Risiko perjalanan antarpulau menggunakan moda transportasi laut, seperti speedboat atau perahu motor selalu dihadapinya. Badai kerap mengadang perjalanan. Belum lagi jalan darat di malam hari di tengah gulita tanpa penerangan listrik. Ditambah lagi , Dini jugaa harus membawa kebutuhan makanan pokok untuk asupan gizi anak–anak penyandang disabilitas yang dia layani.
“Jika dikalkulasi sudah lebih dari Rp4,2 miliar yang saya kucurkan untuk membantu kaum disabilitas dan marjinal di Maluku. Tapi ini bukan soal seberapa besar uang yang dihabiskan, ini soal misi kemanusiaan ini yang harus terus berlanjut sepanjang hayat di kandung badan,” tutur Dini.
Lantas adakah dukungan pemerintah daerah? Itulah yang menjadi perhatian dari orang-orang yang mendukung aksi kemanusiaan Dini. Tak hadirnya negara dalam persoalan kemanusiaan di kepulauan, terasa pula oleh Dini dan tim CCI, namun Dini tidak ingin mempolitisir pelayanan kemanusiannya.

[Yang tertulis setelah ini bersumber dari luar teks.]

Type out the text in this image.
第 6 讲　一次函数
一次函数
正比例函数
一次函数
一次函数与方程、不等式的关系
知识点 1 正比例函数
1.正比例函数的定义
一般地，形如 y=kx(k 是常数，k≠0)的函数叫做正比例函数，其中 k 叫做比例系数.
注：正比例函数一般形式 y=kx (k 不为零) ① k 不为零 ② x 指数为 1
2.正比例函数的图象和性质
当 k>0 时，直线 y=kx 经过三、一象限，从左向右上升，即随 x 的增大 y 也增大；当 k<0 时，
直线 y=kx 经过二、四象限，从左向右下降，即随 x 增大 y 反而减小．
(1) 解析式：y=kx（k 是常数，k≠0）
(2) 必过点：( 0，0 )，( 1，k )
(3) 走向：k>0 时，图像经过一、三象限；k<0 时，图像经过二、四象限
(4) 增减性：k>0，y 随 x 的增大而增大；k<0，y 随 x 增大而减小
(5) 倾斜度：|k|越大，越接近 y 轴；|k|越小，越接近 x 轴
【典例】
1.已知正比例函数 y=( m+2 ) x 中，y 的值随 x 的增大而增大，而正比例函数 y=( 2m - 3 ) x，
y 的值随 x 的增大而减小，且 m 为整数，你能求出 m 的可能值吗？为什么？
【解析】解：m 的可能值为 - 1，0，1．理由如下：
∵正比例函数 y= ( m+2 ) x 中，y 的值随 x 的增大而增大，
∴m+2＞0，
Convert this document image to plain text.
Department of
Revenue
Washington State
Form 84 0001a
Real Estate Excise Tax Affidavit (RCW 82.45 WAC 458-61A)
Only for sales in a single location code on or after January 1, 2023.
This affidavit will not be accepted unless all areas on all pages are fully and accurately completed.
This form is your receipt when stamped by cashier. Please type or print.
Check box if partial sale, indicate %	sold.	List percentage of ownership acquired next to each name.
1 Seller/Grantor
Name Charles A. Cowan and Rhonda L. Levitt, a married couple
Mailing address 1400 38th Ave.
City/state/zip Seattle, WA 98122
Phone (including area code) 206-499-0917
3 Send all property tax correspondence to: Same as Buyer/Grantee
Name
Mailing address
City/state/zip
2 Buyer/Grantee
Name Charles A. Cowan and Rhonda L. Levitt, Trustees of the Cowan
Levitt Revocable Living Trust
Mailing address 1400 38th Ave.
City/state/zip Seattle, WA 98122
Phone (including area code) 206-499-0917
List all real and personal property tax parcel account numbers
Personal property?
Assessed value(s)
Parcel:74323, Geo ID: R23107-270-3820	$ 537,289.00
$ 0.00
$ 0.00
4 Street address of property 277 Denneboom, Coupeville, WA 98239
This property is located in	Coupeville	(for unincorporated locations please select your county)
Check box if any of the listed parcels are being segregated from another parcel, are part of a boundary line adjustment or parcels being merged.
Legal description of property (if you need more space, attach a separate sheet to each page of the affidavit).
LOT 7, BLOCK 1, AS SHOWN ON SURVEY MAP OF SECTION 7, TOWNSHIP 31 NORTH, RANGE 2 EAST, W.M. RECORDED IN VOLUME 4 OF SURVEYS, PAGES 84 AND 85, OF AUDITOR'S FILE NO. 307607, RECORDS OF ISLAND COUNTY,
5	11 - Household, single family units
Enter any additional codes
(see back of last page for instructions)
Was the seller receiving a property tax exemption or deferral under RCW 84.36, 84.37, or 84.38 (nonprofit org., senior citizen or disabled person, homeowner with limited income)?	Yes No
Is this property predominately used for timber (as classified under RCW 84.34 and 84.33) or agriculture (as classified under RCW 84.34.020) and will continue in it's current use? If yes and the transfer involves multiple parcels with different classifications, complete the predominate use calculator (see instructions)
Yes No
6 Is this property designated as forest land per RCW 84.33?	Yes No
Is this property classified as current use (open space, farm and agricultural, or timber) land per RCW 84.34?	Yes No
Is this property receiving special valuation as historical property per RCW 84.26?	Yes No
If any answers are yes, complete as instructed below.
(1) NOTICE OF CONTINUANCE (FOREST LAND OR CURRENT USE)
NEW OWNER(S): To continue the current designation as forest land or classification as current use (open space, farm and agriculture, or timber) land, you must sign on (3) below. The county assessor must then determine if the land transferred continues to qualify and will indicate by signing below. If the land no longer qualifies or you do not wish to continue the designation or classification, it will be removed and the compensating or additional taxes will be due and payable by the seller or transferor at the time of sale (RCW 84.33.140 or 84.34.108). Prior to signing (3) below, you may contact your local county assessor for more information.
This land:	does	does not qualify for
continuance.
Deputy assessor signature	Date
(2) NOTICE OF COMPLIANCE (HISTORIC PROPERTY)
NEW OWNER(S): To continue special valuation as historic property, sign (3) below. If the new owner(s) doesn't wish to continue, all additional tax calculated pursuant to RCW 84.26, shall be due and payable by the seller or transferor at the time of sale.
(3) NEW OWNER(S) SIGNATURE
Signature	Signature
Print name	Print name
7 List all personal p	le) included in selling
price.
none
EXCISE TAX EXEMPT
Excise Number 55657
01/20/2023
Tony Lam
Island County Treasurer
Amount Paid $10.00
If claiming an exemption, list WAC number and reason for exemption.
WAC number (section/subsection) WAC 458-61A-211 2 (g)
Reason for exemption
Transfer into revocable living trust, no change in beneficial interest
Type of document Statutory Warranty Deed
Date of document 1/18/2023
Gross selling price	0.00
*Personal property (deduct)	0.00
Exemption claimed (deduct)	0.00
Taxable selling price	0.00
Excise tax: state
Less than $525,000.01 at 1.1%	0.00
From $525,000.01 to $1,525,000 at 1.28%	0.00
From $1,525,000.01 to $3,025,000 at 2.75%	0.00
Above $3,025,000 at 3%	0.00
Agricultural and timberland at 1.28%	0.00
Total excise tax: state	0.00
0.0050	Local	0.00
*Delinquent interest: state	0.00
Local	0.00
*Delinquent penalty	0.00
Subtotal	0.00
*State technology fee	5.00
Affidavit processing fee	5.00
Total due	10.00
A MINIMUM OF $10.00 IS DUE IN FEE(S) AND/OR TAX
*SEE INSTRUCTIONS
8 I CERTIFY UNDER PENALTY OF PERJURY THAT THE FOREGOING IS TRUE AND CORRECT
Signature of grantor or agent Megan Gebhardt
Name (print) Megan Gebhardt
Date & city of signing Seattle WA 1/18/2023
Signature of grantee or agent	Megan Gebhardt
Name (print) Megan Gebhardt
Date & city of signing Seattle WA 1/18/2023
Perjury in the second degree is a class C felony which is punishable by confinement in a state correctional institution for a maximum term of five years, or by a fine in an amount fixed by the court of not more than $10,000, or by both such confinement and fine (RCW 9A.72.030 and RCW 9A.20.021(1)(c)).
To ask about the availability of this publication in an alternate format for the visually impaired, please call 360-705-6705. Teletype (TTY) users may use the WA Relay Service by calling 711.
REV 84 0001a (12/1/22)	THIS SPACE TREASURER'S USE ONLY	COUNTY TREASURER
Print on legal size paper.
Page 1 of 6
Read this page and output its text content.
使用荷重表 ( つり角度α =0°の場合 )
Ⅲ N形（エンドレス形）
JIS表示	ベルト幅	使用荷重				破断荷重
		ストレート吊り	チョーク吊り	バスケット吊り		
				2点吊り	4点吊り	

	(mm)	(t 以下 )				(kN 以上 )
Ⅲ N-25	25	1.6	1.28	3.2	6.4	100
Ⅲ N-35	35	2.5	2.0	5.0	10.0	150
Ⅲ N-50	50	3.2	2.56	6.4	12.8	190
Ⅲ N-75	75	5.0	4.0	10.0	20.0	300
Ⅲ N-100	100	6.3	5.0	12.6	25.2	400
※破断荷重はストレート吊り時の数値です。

Pasal 34 UUD 1945 seolah tak punya tuah. UU Nomor 13 Tahun 2011 tentang Fakir Miskin berujud di Kepulauan. UU Nomor 8 Tahun 2016 tentang Penyandang Disabilitas pun tak sakti. Di pulau pulau terluar Maluku, bicara tentang pendidikan bagi anak-anak penyandang disabilitas seperti bicara tentang akan pergi jalan jalan ke Mars, terlalu jauh. Kebutuhan dasar sandang pangan dan kesehatan dasar anak-anak penyandang disabilitas ini belum terpenuhi.
Padahal diktum hukum negara itu sudah menjelaskan posisi kaum fakir miskin dan disabilitas, dan bagaimana negara harus terlibat mengurusi mereka.
Saat ini, ada Dini, yang berkeliling ke pulau pulau terluar Maluku itu untuk memberikan pelayanannya, tapi apa yang dilakukan Dini seharusnya menjadi perhatian para pengelola negara yang menjalankan mandat Undang-undang.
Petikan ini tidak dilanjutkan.